La Chine a annoncé une avancée importante dans son programme de fusion nucléaire, souvent appelé « soleil artificiel ». Comme l’explique Global Times, deux composants essentiels d’un futur réacteur de fusion ont passé avec succès tous les essais techniques. Cette réussite rapproche le pays de son objectif : produire un jour de l’électricité grâce à la fusion.

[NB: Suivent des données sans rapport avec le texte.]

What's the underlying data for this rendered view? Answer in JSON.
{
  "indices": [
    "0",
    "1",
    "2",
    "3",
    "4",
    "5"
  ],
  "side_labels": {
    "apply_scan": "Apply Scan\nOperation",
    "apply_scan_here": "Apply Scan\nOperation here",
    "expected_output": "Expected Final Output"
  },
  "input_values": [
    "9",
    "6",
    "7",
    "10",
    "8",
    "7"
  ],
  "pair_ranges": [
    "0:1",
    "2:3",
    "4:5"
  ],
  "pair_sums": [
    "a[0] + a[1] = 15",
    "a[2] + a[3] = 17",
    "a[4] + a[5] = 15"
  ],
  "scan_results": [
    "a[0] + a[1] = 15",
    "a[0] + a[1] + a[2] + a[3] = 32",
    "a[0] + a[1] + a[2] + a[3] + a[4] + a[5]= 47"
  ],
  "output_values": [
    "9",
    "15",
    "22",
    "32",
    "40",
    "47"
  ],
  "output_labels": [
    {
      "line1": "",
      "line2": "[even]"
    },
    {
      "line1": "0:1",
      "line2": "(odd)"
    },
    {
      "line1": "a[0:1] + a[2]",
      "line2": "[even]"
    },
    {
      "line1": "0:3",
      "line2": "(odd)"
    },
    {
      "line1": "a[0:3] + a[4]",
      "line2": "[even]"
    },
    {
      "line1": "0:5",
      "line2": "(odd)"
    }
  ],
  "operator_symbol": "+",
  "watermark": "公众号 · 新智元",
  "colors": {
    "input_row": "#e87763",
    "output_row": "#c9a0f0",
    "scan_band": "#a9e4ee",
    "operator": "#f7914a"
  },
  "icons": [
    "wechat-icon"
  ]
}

Le premier composant est un immense aimant supraconducteur (un matériau est dit supraconducteur lorsqu’il peut transporter un courant électrique sans pratiquement perdre d’énergie, mais seulement à une température extrêmement basse). Cet aimant, en forme de D, est aujourd’hui le plus grand jamais construit pour un réacteur de fusion.

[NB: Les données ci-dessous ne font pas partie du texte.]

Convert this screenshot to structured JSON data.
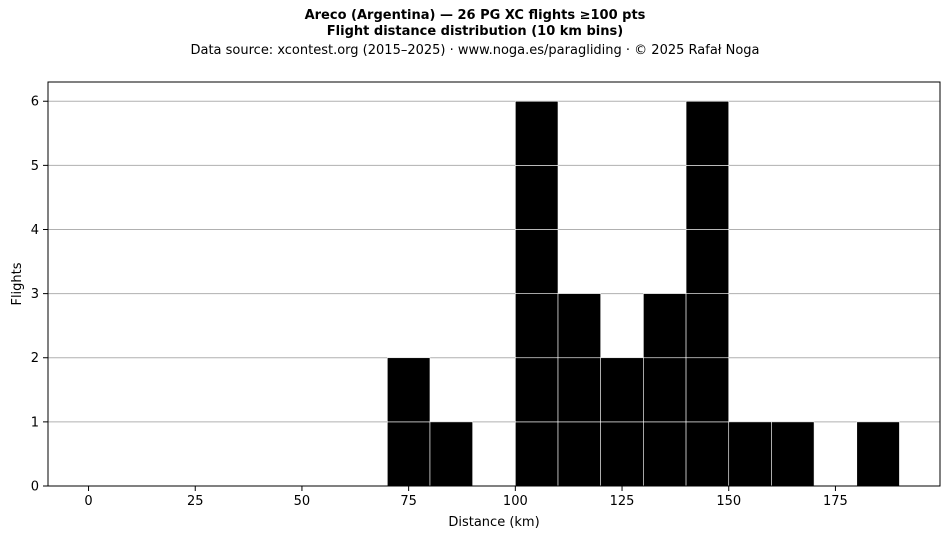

Selon le quotidien chinois, seize aimants identiques seront assemblés en anneau afin de créer un champ magnétique très puissant. Son rôle est de maintenir le plasma (gaz chauffé à une température si élevée que ses particules sont chargées électriquement) au centre du réacteur. Ainsi, les aimants formeront une sorte de cage magnétique invisible qui empêchera le plasma de toucher les parois du réacteur.

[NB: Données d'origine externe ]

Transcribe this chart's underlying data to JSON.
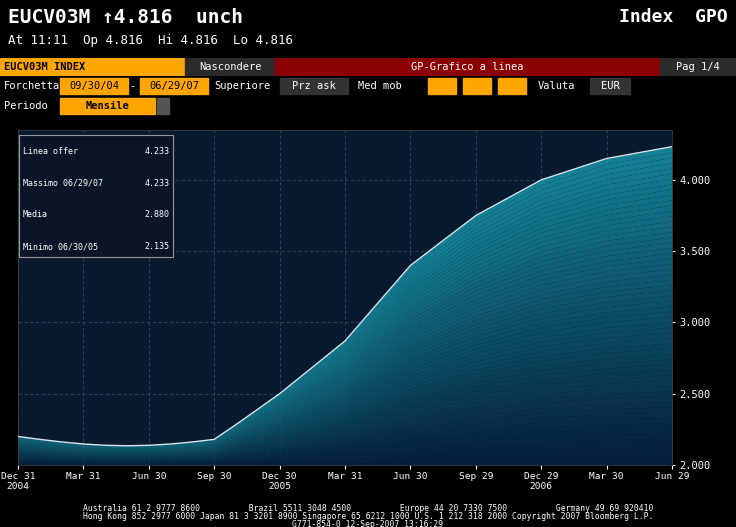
{
  "title_left": "EUCV03M ↑4.816  unch",
  "title_right": "Index  GPO",
  "subtitle": "At 11:11  Op 4.816  Hi 4.816  Lo 4.816",
  "bar1_label": "EUCV03M INDEX",
  "bar2_label": "Nascondere",
  "bar3_label": "GP-Grafico a linea",
  "bar4_label": "Pag 1/4",
  "row2_label1": "Forchetta",
  "row2_val1": "09/30/04",
  "row2_val2": "06/29/07",
  "row2_label3": "Superiore",
  "row2_label4": "Prz ask",
  "row2_label5": "Med mob",
  "row2_label6": "Valuta",
  "row2_val6": "EUR",
  "row3_label": "Periodo",
  "row3_val": "Mensile",
  "bg_color": "#000000",
  "chart_bg": "#0a1a2e",
  "grid_color": "#1a3a5a",
  "line_color": "#d8e8f0",
  "y_min": 2.0,
  "y_max": 4.233,
  "y_ticks": [
    2.0,
    2.5,
    3.0,
    3.5,
    4.0
  ],
  "legend_items": [
    [
      "Linea offer",
      "4.233"
    ],
    [
      "Massimo 06/29/07",
      "4.233"
    ],
    [
      "Media",
      "2.880"
    ],
    [
      "Minimo 06/30/05",
      "2.135"
    ]
  ],
  "x_labels": [
    "Dec 31\n2004",
    "Mar 31",
    "Jun 30",
    "Sep 30",
    "Dec 30\n2005",
    "Mar 31",
    "Jun 30",
    "Sep 29",
    "Dec 29\n2006",
    "Mar 30",
    "Jun 29"
  ],
  "footer1": "Australia 61 2 9777 8600          Brazil 5511 3048 4500          Europe 44 20 7330 7500          Germany 49 69 920410",
  "footer2": "Hong Kong 852 2977 6000 Japan 81 3 3201 8900 Singapore 65 6212 1000 U.S. 1 212 318 2000 Copyright 2007 Bloomberg L.P.",
  "footer3": "G771-854-0 12-Sep-2007 13:16:29",
  "orange": "#FFA500",
  "dark_btn": "#2a2a2a",
  "dark_red": "#8B0000"
}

Le second composant validé est une bobine supraconductrice centrale. Global Times rapporte que les chercheurs la comparent à la bougie d’allumage d’un moteur automobile. C’est elle qui permet de lancer le plasma et de maintenir son fonctionnement. Les essais ont confirmé que cette bobine répond aux performances attendues.
Une technologie entièrement développée en Chine
Les responsables du projet soulignent un autre résultat majeur. Toujours d’après le média, tous les éléments nécessaires à la fabrication de ces composants, depuis les matériaux jusqu’aux procédés industriels, ont été développés en Chine. Les chercheurs estiment ainsi avoir supprimé leur dépendance envers des technologies étrangères pour cette partie du programme.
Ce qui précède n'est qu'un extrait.